The grief was in my heart especially when my best company died due to an illness that cannot be cured anymore. I was in grade 2 then my aunt died and I felt like I lose one of my beloved one. I treat her like my own mother and she treated me like her own daughter. She is more important for me than the one who gave birth to me.
I am one of the honor students academically. However, some of my abilities were limited to the classroom alone. I study hard to make them proud of me but the hard thing was I never heard from them the words “We are proud of you”. Every time I go up to the stage I felt the pain that resides inside my heart. I study harder but the way I study was not enough for them they didn’t even realized the efforts that I’ve do to make them proud of me. My father always accompanies me in the stage to receive the awards that I’ve garnered.
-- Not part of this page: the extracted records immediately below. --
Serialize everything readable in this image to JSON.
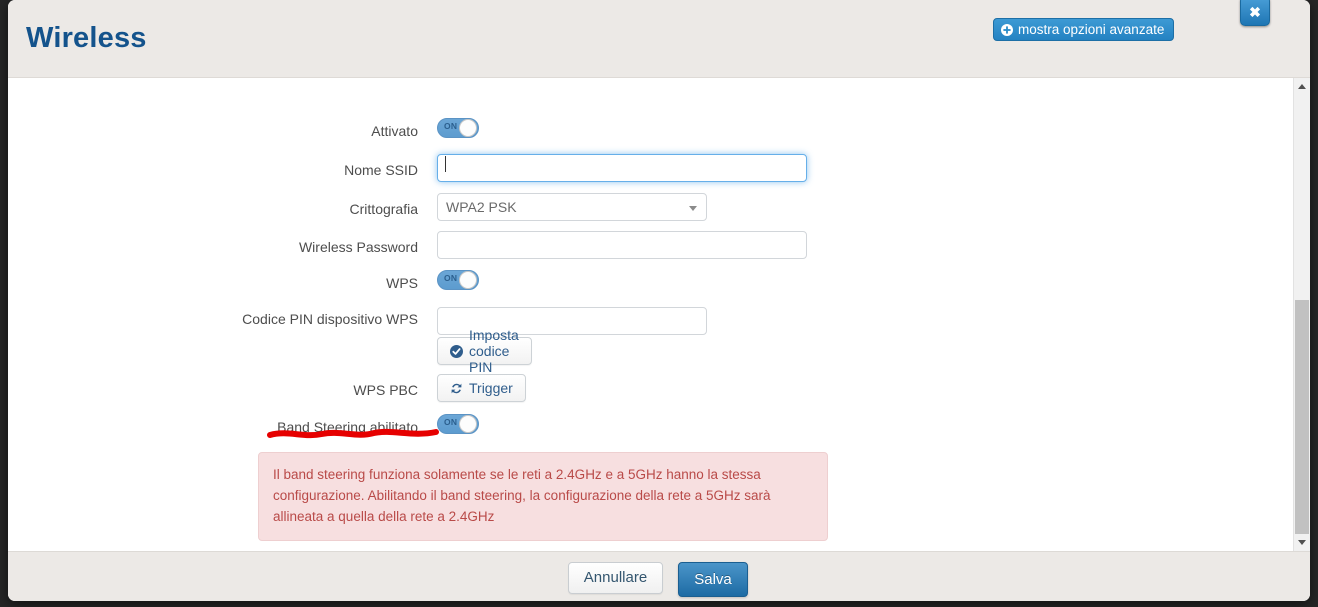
{
  "header": {
    "title": "Wireless",
    "advanced_button_label": "mostra opzioni avanzate",
    "advanced_button_icon": "plus-circle-icon",
    "close_icon": "close-icon",
    "close_glyph": "✖",
    "accent_blue": "#2a8cc9",
    "title_color": "#14538c",
    "header_bg": "#ece9e6"
  },
  "form": {
    "rows": [
      {
        "label": "Attivato",
        "control": "toggle",
        "value": "ON"
      },
      {
        "label": "Nome SSID",
        "control": "input",
        "value": "",
        "placeholder": "",
        "focused": true
      },
      {
        "label": "Crittografia",
        "control": "select",
        "value": "WPA2 PSK"
      },
      {
        "label": "Wireless Password",
        "control": "input",
        "value": "",
        "placeholder": ""
      },
      {
        "label": "WPS",
        "control": "toggle",
        "value": "ON"
      },
      {
        "label": "Codice PIN dispositivo WPS",
        "control": "input+button",
        "value": "",
        "placeholder": "",
        "button_label": "Imposta codice PIN",
        "button_icon": "check-circle-icon"
      },
      {
        "label": "WPS PBC",
        "control": "button",
        "button_label": "Trigger",
        "button_icon": "refresh-icon"
      },
      {
        "label": "Band Steering abilitato",
        "control": "toggle",
        "value": "ON",
        "annotated": true
      }
    ],
    "toggle_on_text": "ON",
    "select_options": [
      "WPA2 PSK"
    ]
  },
  "warning": {
    "text": "Il band steering funziona solamente se le reti a 2.4GHz e a 5GHz hanno la stessa configurazione. Abilitando il band steering, la configurazione della rete a 5GHz sarà allineata a quella della rete a 2.4GHz",
    "text_color": "#b94a48",
    "bg_color": "#f7dfe0"
  },
  "annotation": {
    "type": "red-underline",
    "color": "#e60000",
    "targets": "Band Steering abilitato"
  },
  "scrollbar": {
    "up_icon": "scroll-up-arrow-icon",
    "down_icon": "scroll-down-arrow-icon",
    "thumb_color": "#c1c1c1"
  },
  "footer": {
    "cancel_label": "Annullare",
    "save_label": "Salva",
    "save_color": "#1d6ba4"
  }
}
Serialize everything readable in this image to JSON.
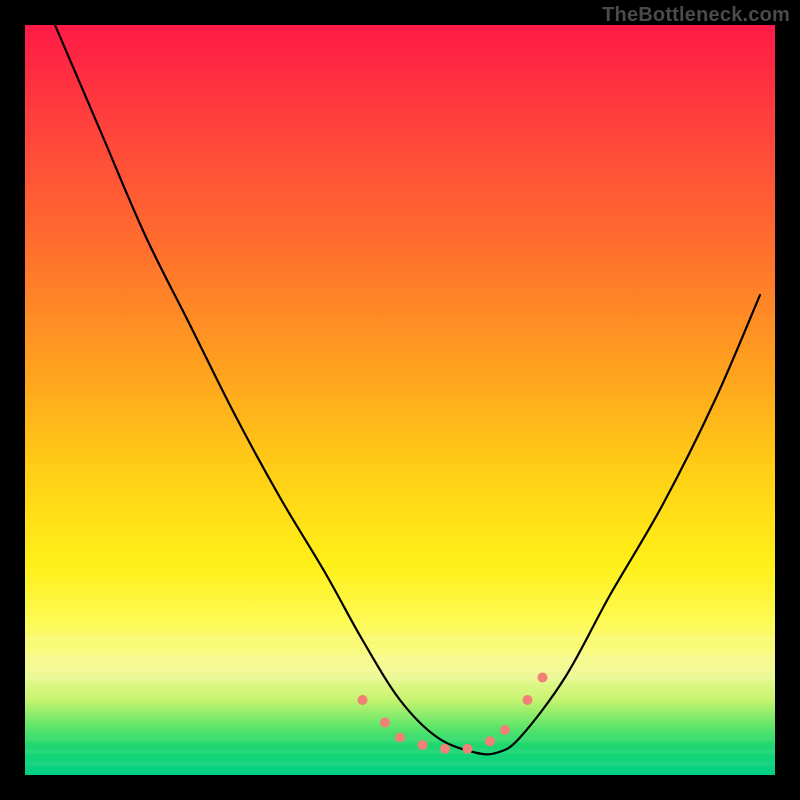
{
  "watermark": "TheBottleneck.com",
  "chart_data": {
    "type": "line",
    "title": "",
    "xlabel": "",
    "ylabel": "",
    "xlim": [
      0,
      100
    ],
    "ylim": [
      0,
      100
    ],
    "grid": false,
    "legend": false,
    "gradient_stops": [
      {
        "pos": 0.0,
        "color": "#ff1a46"
      },
      {
        "pos": 0.5,
        "color": "#ffc018"
      },
      {
        "pos": 0.8,
        "color": "#fff85a"
      },
      {
        "pos": 1.0,
        "color": "#00cf86"
      }
    ],
    "series": [
      {
        "name": "bottleneck-curve",
        "color": "#000000",
        "x": [
          4,
          10,
          16,
          22,
          28,
          34,
          40,
          45,
          50,
          55,
          60,
          63,
          66,
          72,
          78,
          85,
          92,
          98
        ],
        "y": [
          100,
          86,
          72,
          60,
          48,
          37,
          27,
          18,
          10,
          5,
          3,
          3,
          5,
          13,
          24,
          36,
          50,
          64
        ]
      }
    ],
    "markers": {
      "name": "highlight-points",
      "color": "#f08078",
      "radius": 5,
      "points": [
        {
          "x": 45,
          "y": 10
        },
        {
          "x": 48,
          "y": 7
        },
        {
          "x": 50,
          "y": 5
        },
        {
          "x": 53,
          "y": 4
        },
        {
          "x": 56,
          "y": 3.5
        },
        {
          "x": 59,
          "y": 3.5
        },
        {
          "x": 62,
          "y": 4.5
        },
        {
          "x": 64,
          "y": 6
        },
        {
          "x": 67,
          "y": 10
        },
        {
          "x": 69,
          "y": 13
        }
      ]
    }
  }
}
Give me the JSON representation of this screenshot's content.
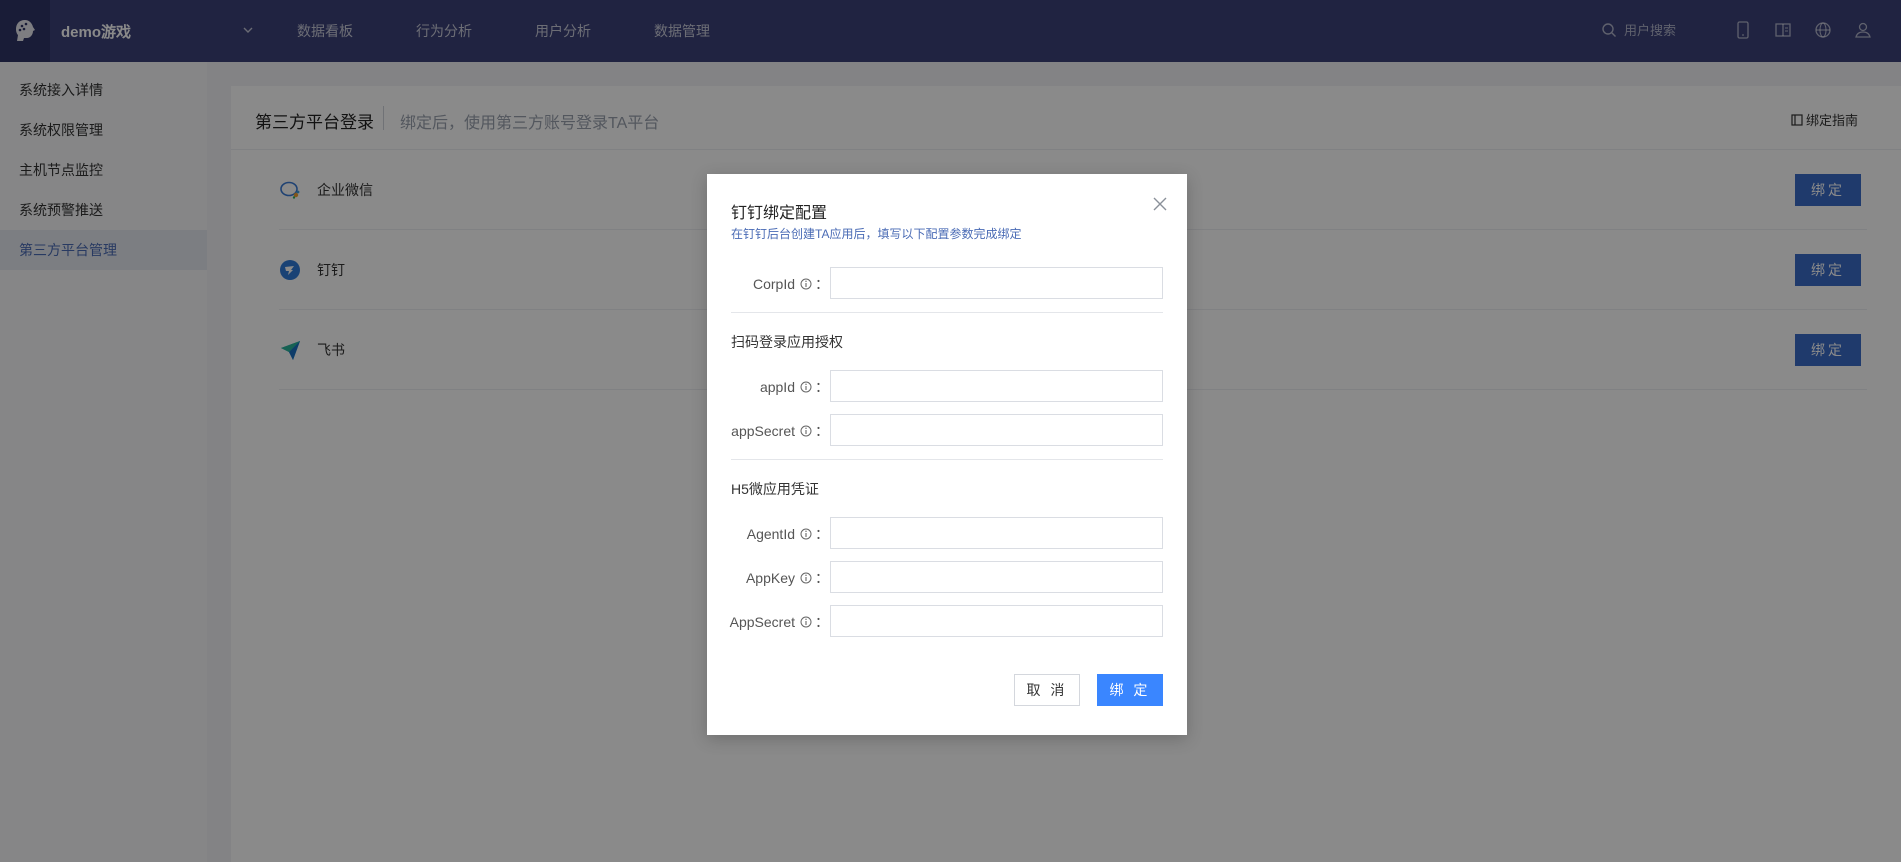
{
  "topbar": {
    "logo_icon": "brain-head-icon",
    "project_name": "demo游戏",
    "nav": [
      {
        "label": "数据看板"
      },
      {
        "label": "行为分析"
      },
      {
        "label": "用户分析"
      },
      {
        "label": "数据管理"
      }
    ],
    "search_placeholder": "用户搜索",
    "icons": [
      "mobile-icon",
      "book-icon",
      "globe-icon",
      "user-icon"
    ]
  },
  "sidebar": {
    "items": [
      {
        "label": "系统接入详情",
        "active": false
      },
      {
        "label": "系统权限管理",
        "active": false
      },
      {
        "label": "主机节点监控",
        "active": false
      },
      {
        "label": "系统预警推送",
        "active": false
      },
      {
        "label": "第三方平台管理",
        "active": true
      }
    ]
  },
  "panel": {
    "title": "第三方平台登录",
    "subtitle": "绑定后，使用第三方账号登录TA平台",
    "guide_label": "绑定指南",
    "platforms": [
      {
        "name": "企业微信",
        "icon": "wecom-icon",
        "button": "绑定"
      },
      {
        "name": "钉钉",
        "icon": "dingtalk-icon",
        "button": "绑定"
      },
      {
        "name": "飞书",
        "icon": "feishu-icon",
        "button": "绑定"
      }
    ]
  },
  "modal": {
    "title": "钉钉绑定配置",
    "description": "在钉钉后台创建TA应用后，填写以下配置参数完成绑定",
    "fields": {
      "corpid": {
        "label": "CorpId",
        "value": ""
      },
      "appid": {
        "label": "appId",
        "value": ""
      },
      "appsecret": {
        "label": "appSecret",
        "value": ""
      },
      "agentid": {
        "label": "AgentId",
        "value": ""
      },
      "appkey": {
        "label": "AppKey",
        "value": ""
      },
      "appsecret2": {
        "label": "AppSecret",
        "value": ""
      }
    },
    "sections": {
      "scan": "扫码登录应用授权",
      "h5": "H5微应用凭证"
    },
    "colon": "：",
    "cancel_label": "取 消",
    "confirm_label": "绑 定"
  },
  "colors": {
    "topbar": "#3b4178",
    "accent": "#3a6cc8",
    "primary": "#3a86ff",
    "sidebar_active_text": "#4a6bb5"
  }
}
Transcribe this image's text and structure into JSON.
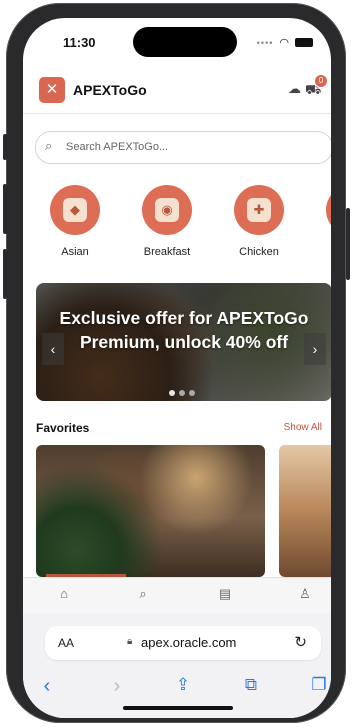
{
  "status": {
    "time": "11:30"
  },
  "app": {
    "title": "APEXToGo",
    "cart_count": "0"
  },
  "search": {
    "placeholder": "Search APEXToGo..."
  },
  "categories": [
    {
      "label": "Asian",
      "icon": "●"
    },
    {
      "label": "Breakfast",
      "icon": "●"
    },
    {
      "label": "Chicken",
      "icon": "●"
    },
    {
      "label": "F",
      "icon": "●"
    }
  ],
  "promo": {
    "text": "Exclusive offer for APEXToGo Premium, unlock 40% off"
  },
  "favorites": {
    "title": "Favorites",
    "show_all": "Show All"
  },
  "browser": {
    "aa": "AA",
    "url": "apex.oracle.com"
  },
  "colors": {
    "accent": "#d9674f",
    "link": "#2a7ae4"
  }
}
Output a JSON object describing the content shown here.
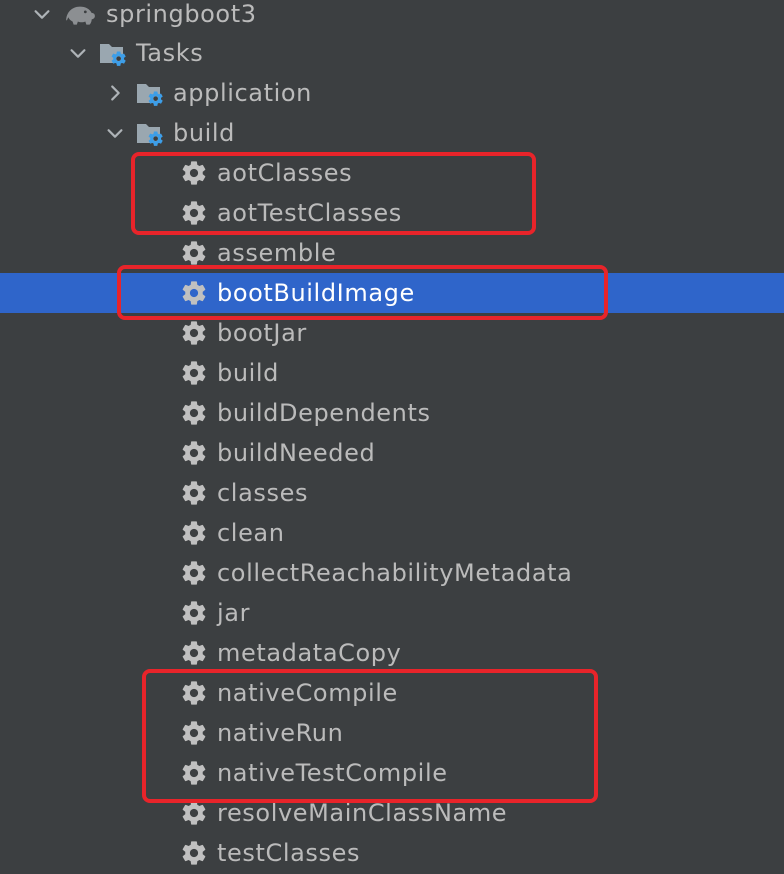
{
  "tree": {
    "root": {
      "label": "springboot3",
      "icon": "gradle-elephant-icon",
      "expanded": true
    },
    "tasks_folder": {
      "label": "Tasks",
      "icon": "task-folder-icon",
      "expanded": true
    },
    "groups": [
      {
        "label": "application",
        "icon": "task-folder-icon",
        "expanded": false
      },
      {
        "label": "build",
        "icon": "task-folder-icon",
        "expanded": true
      }
    ],
    "build_tasks": [
      {
        "label": "aotClasses"
      },
      {
        "label": "aotTestClasses"
      },
      {
        "label": "assemble"
      },
      {
        "label": "bootBuildImage",
        "selected": true
      },
      {
        "label": "bootJar"
      },
      {
        "label": "build"
      },
      {
        "label": "buildDependents"
      },
      {
        "label": "buildNeeded"
      },
      {
        "label": "classes"
      },
      {
        "label": "clean"
      },
      {
        "label": "collectReachabilityMetadata"
      },
      {
        "label": "jar"
      },
      {
        "label": "metadataCopy"
      },
      {
        "label": "nativeCompile"
      },
      {
        "label": "nativeRun"
      },
      {
        "label": "nativeTestCompile"
      },
      {
        "label": "resolveMainClassName"
      },
      {
        "label": "testClasses"
      }
    ]
  },
  "colors": {
    "background": "#3c3f41",
    "text": "#bbbbbb",
    "selection": "#2f65ca",
    "highlight_box": "#e8242a",
    "task_gear": "#c0c0c0",
    "folder_gear": "#3d9ee8"
  }
}
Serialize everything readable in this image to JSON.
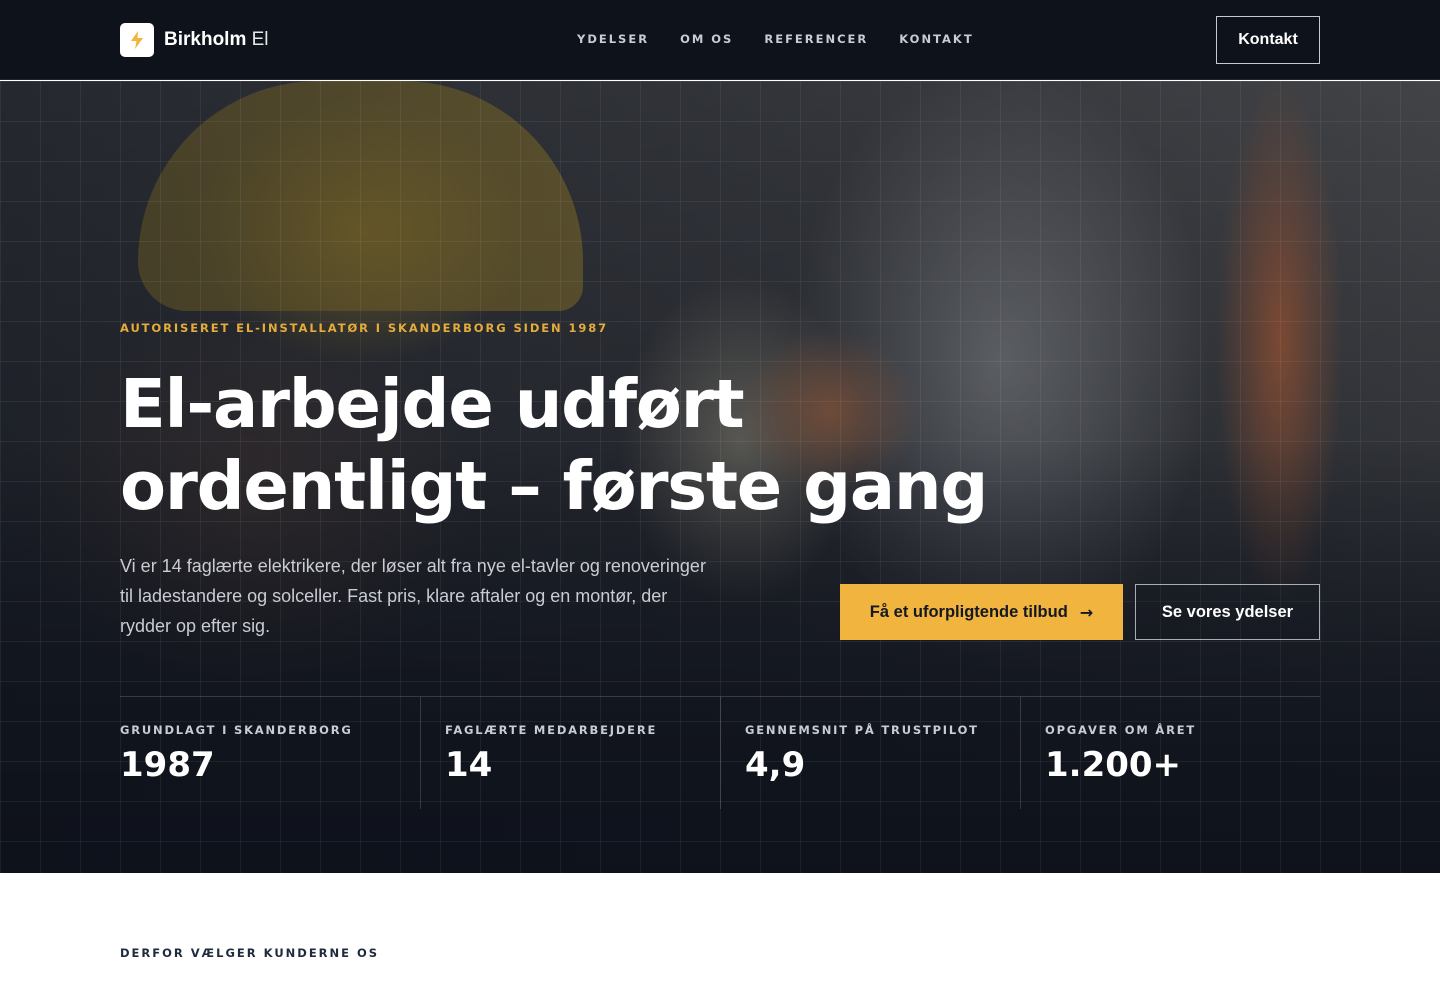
{
  "nav": {
    "logo_bold": "Birkholm",
    "logo_light": " El",
    "links": [
      "YDELSER",
      "OM OS",
      "REFERENCER",
      "KONTAKT"
    ],
    "cta_label": "Kontakt"
  },
  "hero": {
    "eyebrow": "AUTORISERET EL-INSTALLATØR I SKANDERBORG SIDEN 1987",
    "headline_line1": "El-arbejde udført",
    "headline_line2": "ordentligt – første gang",
    "lede": "Vi er 14 faglærte elektrikere, der løser alt fra nye el-tavler og renoveringer til ladestandere og solceller. Fast pris, klare aftaler og en montør, der rydder op efter sig.",
    "primary_cta": "Få et uforpligtende tilbud",
    "primary_cta_arrow": "→",
    "secondary_cta": "Se vores ydelser"
  },
  "stats": [
    {
      "label": "GRUNDLAGT I SKANDERBORG",
      "value": "1987"
    },
    {
      "label": "FAGLÆRTE MEDARBEJDERE",
      "value": "14"
    },
    {
      "label": "GENNEMSNIT PÅ TRUSTPILOT",
      "value": "4,9"
    },
    {
      "label": "OPGAVER OM ÅRET",
      "value": "1.200+"
    }
  ],
  "why": {
    "eyebrow": "DERFOR VÆLGER KUNDERNE OS"
  },
  "colors": {
    "accent": "#f0b43f",
    "nav_bg": "#0e121b"
  },
  "icons": {
    "logo": "lightning-bolt-icon",
    "cta_arrow": "arrow-right-icon"
  }
}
8 years passed by I live my life without my mother by my side. I was practice that she is not around with us. But then here comes the time that she came back with us. I had no expressions when I’ve heard that it was just like its nothing for me. I don’t even know if I miss her or not or even I don’t know if I will have hugged her or not. Like what I’ve said she came back I was sleeping when she arrived on our house I’ve seen her face smiling hugging us. I tried to stop the tears that coming down in my yes. I’ve realized that I missed her too. I was grade 7 then that time and also it was my first time that I didn’t received any award from the school. I’m a little bit shy but I promised myself that I will be on top next school year. That’s what I made I study hard and I got a honor and I was so happy. Nevertheless, I’ve realized those times that I do need to get honor for my parents will not be mad at me especially my mother. For them honor is the basis of a successful future so even though I’ve got honors from grade 8 to 10 I was not still happy because I just pursue for the like of my parents. Even I got honors they are not contented they wanted me to be on top but I cannot because my abilities are not enough to make it on top. I was so disappointed from her. Sometimes whenever I am alone I think that my mother didn’t love me because she even doesn’t care about me. She was always mad on us even we are working in our house. Sometimes I wish I was never born with this family. One thing more that disappoint me is that she always mad on us and the way my mother talk to us was harsh. Sometimes I can’t imagine that these things happened in my life. But no matter what I always whisper to “Jehovah give me courage to face these problems in my life”.
With this kind of problem that I am facing right now I know that Jehovah God will never let me down. I know that He will help me to succeed. No people can predict for what heights I can soar but Jehovah knows and Jehovah sees for what I am will be someday.